C’est un symbole de liberté et d’émancipation associé à l’Acte de l’Indépendance. Se rappeler que ce 1er Janvier 1804, les généraux avaient « tous juré à la postérité, à l’univers entier, de renoncer à jamais à la France, et de mourir plutôt que de vivre sous sa domination.
Valeur culturelle
Il est vrai que le corps humain a besoin d’être nourri pour rester en vie, mais au-delà de l’aspect physiologique ou biologique, la nourriture a d’autres vertus à son actif. La nourriture peut « parler et représenter » un peuple à travers le monde. Le langage de la nourriture charrie des émotions, des coutumes, des histoires et des valeurs. C’est à cause de tout cela que la soupe au giraumon- « soup joumou », est reconnue par l’UNESCO.
L’enregistrement de la soupe au giraumon dans le fichier n° 01853 est en ces termes sur le site officiel de l’UNESCO, « Inscrit en 2021 (16.COM) sur la Liste représentative du patrimoine culturel immatériel de l’humanité ». Plus loin, nous lisons : « La soupe joumou, ou soupe au giraumon, est une soupe traditionnelle haïtienne à base de citrouille, comprenant des légumes, des bananes plantains, de la viande, des pâtes et des épices.
Il s’agit d’un plat de fête, profondément enraciné dans l’identité haïtienne, dont la préparation favorise la cohésion sociale ainsi que le sentiment d’appartenance aux communautés ».
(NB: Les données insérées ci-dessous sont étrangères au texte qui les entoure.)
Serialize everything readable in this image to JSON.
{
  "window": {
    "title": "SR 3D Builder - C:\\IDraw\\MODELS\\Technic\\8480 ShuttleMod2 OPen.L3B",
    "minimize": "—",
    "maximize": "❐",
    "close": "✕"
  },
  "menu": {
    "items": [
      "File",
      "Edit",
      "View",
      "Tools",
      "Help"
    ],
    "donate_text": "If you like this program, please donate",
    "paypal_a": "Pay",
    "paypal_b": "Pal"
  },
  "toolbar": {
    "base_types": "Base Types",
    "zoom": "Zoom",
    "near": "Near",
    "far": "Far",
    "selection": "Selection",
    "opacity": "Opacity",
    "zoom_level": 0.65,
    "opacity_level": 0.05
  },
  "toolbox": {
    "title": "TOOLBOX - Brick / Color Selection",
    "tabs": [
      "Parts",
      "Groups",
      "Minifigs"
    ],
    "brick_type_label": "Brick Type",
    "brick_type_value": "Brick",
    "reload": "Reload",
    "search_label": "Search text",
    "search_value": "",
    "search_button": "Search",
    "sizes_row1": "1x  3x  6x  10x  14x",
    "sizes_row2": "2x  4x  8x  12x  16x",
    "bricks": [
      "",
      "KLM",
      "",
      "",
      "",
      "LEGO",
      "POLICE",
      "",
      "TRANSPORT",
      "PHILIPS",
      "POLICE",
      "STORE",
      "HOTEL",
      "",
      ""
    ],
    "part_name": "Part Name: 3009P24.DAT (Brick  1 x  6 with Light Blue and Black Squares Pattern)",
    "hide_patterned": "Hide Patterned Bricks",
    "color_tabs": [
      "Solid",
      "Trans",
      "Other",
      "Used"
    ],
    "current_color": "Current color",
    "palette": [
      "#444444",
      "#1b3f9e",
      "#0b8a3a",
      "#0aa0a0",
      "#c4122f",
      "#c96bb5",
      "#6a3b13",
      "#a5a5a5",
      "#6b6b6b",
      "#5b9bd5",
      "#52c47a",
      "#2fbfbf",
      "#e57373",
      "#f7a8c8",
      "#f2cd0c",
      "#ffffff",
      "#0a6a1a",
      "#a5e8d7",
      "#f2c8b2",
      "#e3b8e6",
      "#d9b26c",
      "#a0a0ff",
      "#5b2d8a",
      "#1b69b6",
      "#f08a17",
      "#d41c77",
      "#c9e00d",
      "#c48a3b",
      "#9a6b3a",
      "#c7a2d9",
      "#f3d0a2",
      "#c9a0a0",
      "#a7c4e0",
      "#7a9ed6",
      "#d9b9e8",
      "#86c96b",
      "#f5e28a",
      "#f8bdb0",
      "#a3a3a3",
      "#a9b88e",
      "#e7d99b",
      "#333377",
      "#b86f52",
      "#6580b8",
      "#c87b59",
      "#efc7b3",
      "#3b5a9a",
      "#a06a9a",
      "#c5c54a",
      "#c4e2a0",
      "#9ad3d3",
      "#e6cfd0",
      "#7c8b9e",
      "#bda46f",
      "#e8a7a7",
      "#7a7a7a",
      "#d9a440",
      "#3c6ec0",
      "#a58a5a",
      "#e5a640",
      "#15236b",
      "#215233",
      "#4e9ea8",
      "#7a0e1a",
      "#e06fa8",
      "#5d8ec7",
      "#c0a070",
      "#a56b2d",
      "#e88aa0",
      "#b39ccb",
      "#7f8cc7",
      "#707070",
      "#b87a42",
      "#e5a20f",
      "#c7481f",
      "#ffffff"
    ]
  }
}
Valeur familiale et sociale
Chez nous, le partage de la nourriture en famille ou avec le voisin est courant. En général, l’haïtien ne mange pas seul, du moins c’était la coutume. Manger ensemble est un signe de convivialité et de savoir-vivre. L’utilisation des produits de nos champs facilite aussi ce sens du partage. En effet, le giraumon peut être du verger d’une famille, mais le chou par exemple de celui du voisin. S’asseoir autour de la table ou même de la marmite, engendre un sentiment d’appartenance, de communion.
C’est une occasion d’échanger des souvenirs, de discuter, de prendre des décisions, par exemple. Partager la soupe le 1er Janvier dégage un aspect de cohésion sociale et familiale. Nous sommes un seul peuple, une nation !
Valeur touristique
Aujourd’hui la soupe au giraumon est servie dans différents coins de la planète et les étrangers apprennent à l’apprécier. Beaucoup de gens et surtout des haïtiennes utilisent les réseaux sociaux pour faire la promotion de la soupe au giraumon et communiquer leur recette. Et puisque la technologie nous rallie et qu’elle élimine les frontières, la soupe au giraumon se retrouve dans les menus et sur les tables des étrangers.
Projection et suggestion
Nous appuyant sur tout ce qui est dit plus haut, nous demandons pourquoi ne pas consacrer le giraumon, base de la soupe, comme étant un produit agricole à développer à travers le pays. Le 1er Janvier deviendrait non pas uniquement un jour où les dirigeants se déplacent pour placer une gerbe de fleurs au MUPANAH ou sur la Place de l’Indépendance aux Gonaïves, et où seulement certaines familles mangent la soupe, mais une journée d’action de grâces comme celle observée au Canada le 2ème lundi d’Octobre , ou aux USA le quatrième jeudi de Novembre.
Aux Etats- Unis, par exemple, la dinde de la Thanksgiving se retrouve partout et s’achète à très bon prix. Les employeurs en distribuent aux employés, les organisations caritatives en font de même. Pourquoi chez nous ne pas en faire autant avec le giraumon et ainsi qui sait, notre giraumon qui est excellent, se retrouvera sur les étagères étrangères et renflouera notre économie. De ce fait, le 1erjour de l’année combinera l’histoire et les valeurs traditionnelles et culturelles pour lesquelles il nous faut rendre grâces. Et ainsi renaitra le civisme et les valeurs qui font de nous un peuple respectable et respecté.
« Nous avons osé être libres, osons l’être par nous-mêmes et pour nous-mêmes » en étant créatifs et proactifs.